Video: Propagation of Waves along a String | Nagwa Video: Propagation of Waves along a String | Nagwa

Video: Propagation of Waves along a String

In this video we learn the equation describing wave height on a string in position and time, as well as a relationship between wave speed on a string, string tension, and string linear mass density.

11:50

Video Transcript

In this video, we’re going to learn about the propagation of waves along a string. We’ll see what kind of waves move on a string. And we’ll also understand how wave speed relates to string parameters.

To get started, imagine that you and some friends have devised a communication system that uses ropes with pulses sent along those ropes to send signals. To make the communication as efficient as possible, you’d like to be able to send the pulses down the ropes as fast as you can. To figure out what to do to the ropes to make this possible, it will be helpful to know about the propagation of waves along a string.

When we talk about waves on a string, we’re speaking of a transverse wave, one whose oscillations are perpendicular to its direction of motion. What we’ve drawn here is a snapshot of a wave on a string at a particular moment in time. So, if this string, say, was fastened to two walls on each end, then we can imagine this pulse moving down the string as time evolves.

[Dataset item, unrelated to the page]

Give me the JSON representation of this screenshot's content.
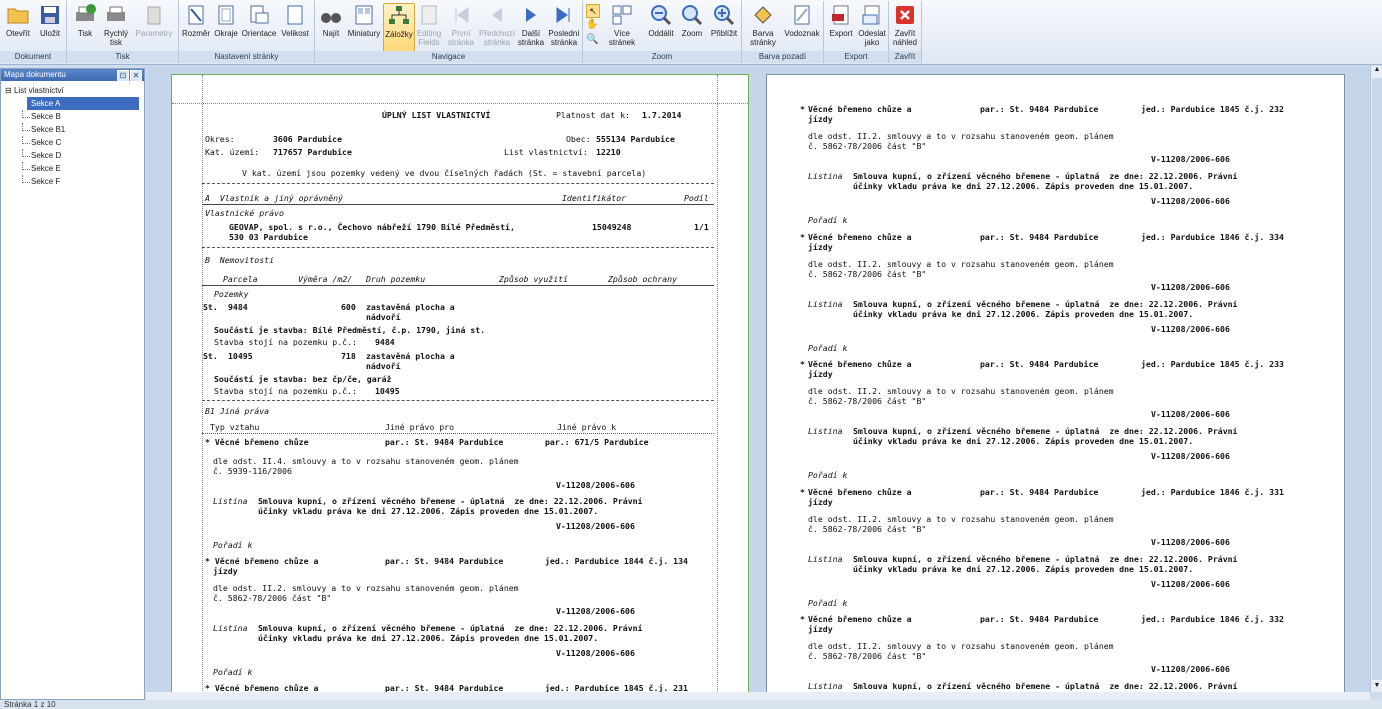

But going back to our original wave pulse, one thing interesting about what we’re seeing is that this is not just an abstract representation of a wave. This is actually a physical string being displaced from its equilibrium position by energy that’s passing along it. And because the string, which has mass, is in motion and is accelerating, that means there’s forces at play acting on the string.

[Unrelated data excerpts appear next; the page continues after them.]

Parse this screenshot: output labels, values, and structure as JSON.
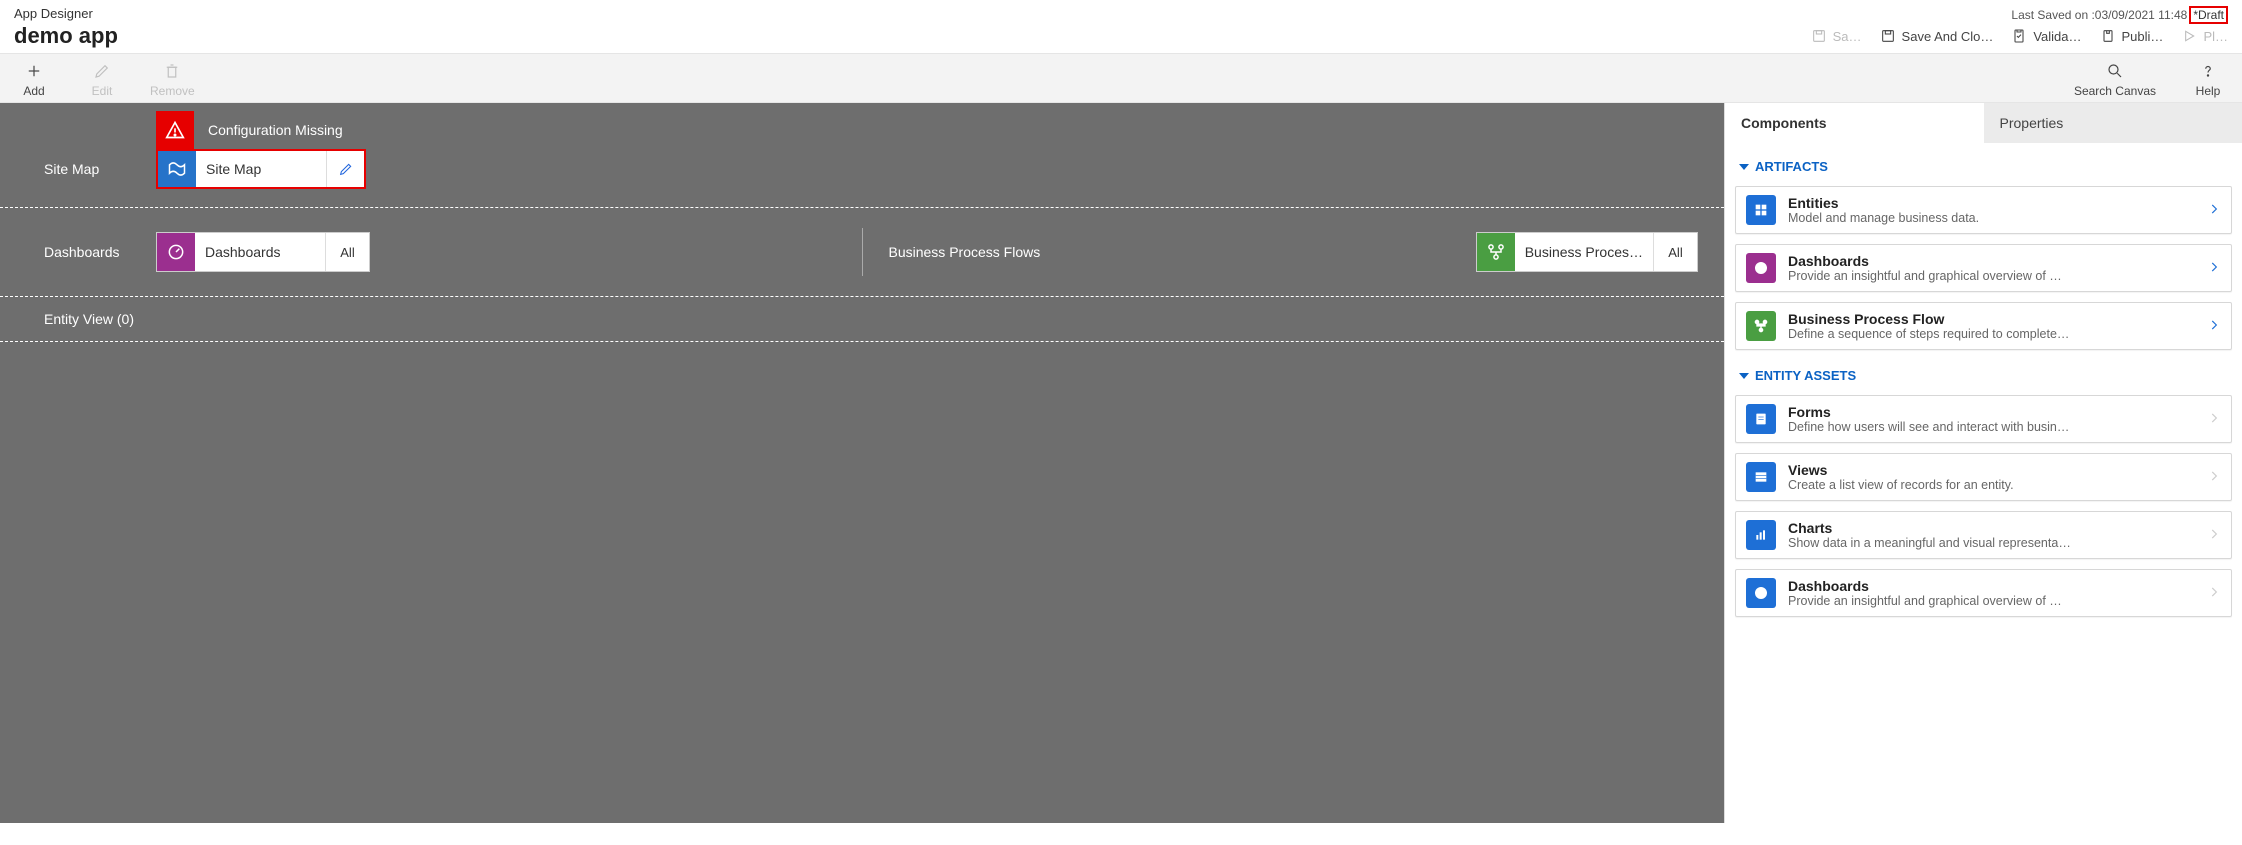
{
  "header": {
    "app_designer": "App Designer",
    "app_name": "demo app",
    "last_saved": "Last Saved on :03/09/2021 11:48",
    "draft": "*Draft",
    "actions": {
      "save": "Sa…",
      "save_close": "Save And Clo…",
      "validate": "Valida…",
      "publish": "Publi…",
      "play": "Pl…"
    }
  },
  "toolbar": {
    "add": "Add",
    "edit": "Edit",
    "remove": "Remove",
    "search": "Search Canvas",
    "help": "Help"
  },
  "canvas": {
    "config_missing": "Configuration Missing",
    "sitemap_label": "Site Map",
    "sitemap_tile": "Site Map",
    "dashboards_label": "Dashboards",
    "dashboards_tile": "Dashboards",
    "dashboards_count": "All",
    "bpf_label": "Business Process Flows",
    "bpf_tile": "Business Proces…",
    "bpf_count": "All",
    "entity_view": "Entity View (0)"
  },
  "sidepanel": {
    "tabs": {
      "components": "Components",
      "properties": "Properties"
    },
    "sections": {
      "artifacts": "ARTIFACTS",
      "entity_assets": "ENTITY ASSETS"
    },
    "artifacts": [
      {
        "title": "Entities",
        "desc": "Model and manage business data."
      },
      {
        "title": "Dashboards",
        "desc": "Provide an insightful and graphical overview of …"
      },
      {
        "title": "Business Process Flow",
        "desc": "Define a sequence of steps required to complete…"
      }
    ],
    "entity_assets": [
      {
        "title": "Forms",
        "desc": "Define how users will see and interact with busin…"
      },
      {
        "title": "Views",
        "desc": "Create a list view of records for an entity."
      },
      {
        "title": "Charts",
        "desc": "Show data in a meaningful and visual representa…"
      },
      {
        "title": "Dashboards",
        "desc": "Provide an insightful and graphical overview of …"
      }
    ]
  }
}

To get a sense for what those forces are at a microscopic scale, let’s zoom way in on a little piece of this string. So, imagine that this segment of string we’re seeing here is a tiny segment of this whole overall rope. And we ask ourselves, what are the forces that are acting on this little segment of string?

We know that pulling on either end of this little snippet of string are tension forces. This force is equal on either end, and we’ve called it capital 𝑇. And compared to this tension force, the magnitude of the weight force acting on this tiny little segment of string is small enough that we can neglect it. And let’s say that our objective is, based on the forces that are acting on each little segment of string, we wanna solve for an equation of motion for the 𝑦-position of this string at any time.

To do that, we’ll start with Newton’s second law of motion, which says that the net force in the 𝑦-direction on this little segment of string is equal to the mass of that segment times its acceleration in that 𝑦-direction. When we consider this string that our wave is propagating along, we can say that the string overall has a linear mass density. We symbolize this with the letter 𝜇. And the linear mass density is the total mass of our string divided by its total length.

And going further, say we took our linear mass density and we multiplied it by an infinitesimal displacement in the 𝑥-direction, that is along the length of the string 𝐿. If for our linear mass density 𝜇, instead of considering the overall length of string, we consider just the tiny little segment we’ve highlighted here, then the overall length of that segment is approximately equal to 𝑑𝑥, an infinitesimal displacement in the horizontal direction. Which means that 𝑑𝑥 and 𝐿 will cancel one another out when we consider this tiny segment of string.

Going back to our Newton’s second law expression, that means we can replace the mass in this expression with 𝑑𝑥 times 𝜇. And then, going a step further, we can replace the acceleration of our string segment in the 𝑦-direction with the second derivative of the position of the string with respect to time. And we write this derivative as a partial derivative because the 𝑦-position of our string doesn’t depend just on time, we also see it depends on 𝑥. That tells us then that 𝑦 is not just a function of 𝑡, but also of 𝑥.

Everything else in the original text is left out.